Market moves can also influence corporate de♌cisions, influencing job creation and layoffs. A healthy stock market generally correlates with a more robust economy. But it could also mean more𒅌 capital in the hands of a wealthy few, increasing the property values of once middle-class areas in almost every major American city.
The stock market also indirectly influences public services and infrastructure. 澳洲幸运5官方开奖结果体彩网:Pension funds are significantly invested in the stock market, affecting the retirement security of millions of people. Many more individuals don't have pensions and are invested in the market directly through 401(k)s and individual re💦tirement accounts.
What's the Difference Between the Bond Market and the Stock Market?
The bond market is where investors buy and sell debt securities, typically issued by governments or corporations. When you invest in bonds, you're essentially lending money for regular interest payments and the return on the bond's face value at maturity.
The stock market involves buying and selling sh🍷ares of publicly traded companies. Stocks offer the potential for higher returns than bonds since i𒈔nvestors can get both dividends when the company is profitable and returns when the stock price goes up. They also have a higher risk, as stock prices can be more volatile.
What Is an Alternate Trading System?
澳洲幸运5官方开奖结果体彩网:Alternative trading systems are platforms for matching large buy and sell transactions and are🐼 not ꦿregulated like exchanges. Dark pools and many cryptocurrency exchanges are private exchanges or forums for securities and currency trading and run within private groups.
Who Helps an Investor Trade on the Stock Market?

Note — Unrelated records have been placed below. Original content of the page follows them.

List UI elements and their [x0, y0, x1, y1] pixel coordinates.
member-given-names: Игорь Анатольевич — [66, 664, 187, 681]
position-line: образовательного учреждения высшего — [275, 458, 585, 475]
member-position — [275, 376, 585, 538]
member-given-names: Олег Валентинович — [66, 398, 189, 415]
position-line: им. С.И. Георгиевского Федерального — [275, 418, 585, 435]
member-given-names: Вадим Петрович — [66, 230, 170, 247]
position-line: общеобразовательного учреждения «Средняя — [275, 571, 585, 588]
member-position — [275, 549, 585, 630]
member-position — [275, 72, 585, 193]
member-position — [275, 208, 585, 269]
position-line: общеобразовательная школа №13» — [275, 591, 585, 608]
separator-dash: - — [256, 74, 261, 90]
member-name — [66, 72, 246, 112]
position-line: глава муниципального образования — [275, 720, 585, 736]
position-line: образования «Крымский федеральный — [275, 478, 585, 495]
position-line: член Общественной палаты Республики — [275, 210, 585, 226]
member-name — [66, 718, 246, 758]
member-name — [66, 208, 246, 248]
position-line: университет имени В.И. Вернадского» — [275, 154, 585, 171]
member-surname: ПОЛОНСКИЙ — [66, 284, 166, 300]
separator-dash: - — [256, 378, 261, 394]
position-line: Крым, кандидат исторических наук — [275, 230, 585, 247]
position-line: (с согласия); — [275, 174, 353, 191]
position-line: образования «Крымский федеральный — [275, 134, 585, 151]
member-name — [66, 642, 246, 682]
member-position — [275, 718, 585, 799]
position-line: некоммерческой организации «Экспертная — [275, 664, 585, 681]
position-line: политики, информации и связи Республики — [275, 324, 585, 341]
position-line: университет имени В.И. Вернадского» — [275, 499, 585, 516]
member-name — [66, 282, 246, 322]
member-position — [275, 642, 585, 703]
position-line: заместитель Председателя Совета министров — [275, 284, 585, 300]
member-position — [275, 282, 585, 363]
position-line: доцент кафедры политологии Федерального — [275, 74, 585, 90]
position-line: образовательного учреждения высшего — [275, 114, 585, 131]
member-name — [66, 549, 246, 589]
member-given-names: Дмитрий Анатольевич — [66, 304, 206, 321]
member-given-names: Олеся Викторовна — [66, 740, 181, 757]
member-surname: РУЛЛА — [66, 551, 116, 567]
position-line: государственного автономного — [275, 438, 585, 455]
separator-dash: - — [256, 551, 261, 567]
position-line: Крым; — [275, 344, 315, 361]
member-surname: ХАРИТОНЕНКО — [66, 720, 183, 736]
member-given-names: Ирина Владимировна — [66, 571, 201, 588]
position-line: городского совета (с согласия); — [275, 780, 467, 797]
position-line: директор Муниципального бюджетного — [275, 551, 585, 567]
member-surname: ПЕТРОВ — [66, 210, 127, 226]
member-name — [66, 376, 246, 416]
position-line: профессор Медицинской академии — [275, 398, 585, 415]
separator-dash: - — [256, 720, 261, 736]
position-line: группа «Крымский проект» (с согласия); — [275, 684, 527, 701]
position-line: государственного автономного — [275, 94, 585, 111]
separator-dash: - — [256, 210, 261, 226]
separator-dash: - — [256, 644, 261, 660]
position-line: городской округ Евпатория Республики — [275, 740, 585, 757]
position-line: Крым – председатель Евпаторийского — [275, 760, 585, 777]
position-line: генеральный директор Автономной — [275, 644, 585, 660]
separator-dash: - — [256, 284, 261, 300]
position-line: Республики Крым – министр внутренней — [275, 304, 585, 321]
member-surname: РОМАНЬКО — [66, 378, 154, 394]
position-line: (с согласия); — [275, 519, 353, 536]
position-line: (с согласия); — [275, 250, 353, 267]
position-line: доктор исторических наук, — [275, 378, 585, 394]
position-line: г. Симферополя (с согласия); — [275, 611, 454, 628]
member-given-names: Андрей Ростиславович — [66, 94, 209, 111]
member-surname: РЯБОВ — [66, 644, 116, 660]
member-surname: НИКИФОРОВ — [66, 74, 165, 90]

Stockbrokers act as intermediaries 🅺between the stock exchanges and the investors by buying and selling stocks. Portfolio managers are professionals who invest portfolios, or collections of securities, for clients. Investment bankers represent companies in many ways, such as helping private companies go public or planning mergers and acquisition𒁏s.
The Bottom Line
The stock m♔arket is where shares of companies and other financial in🐼struments are bought and sold. The stock market is also where companies raise capital and where investors can grow their wealth.
Even if you don't trade on the stock market directly, it influences the products you buy, the type of jobs available, and the retirement you might plan.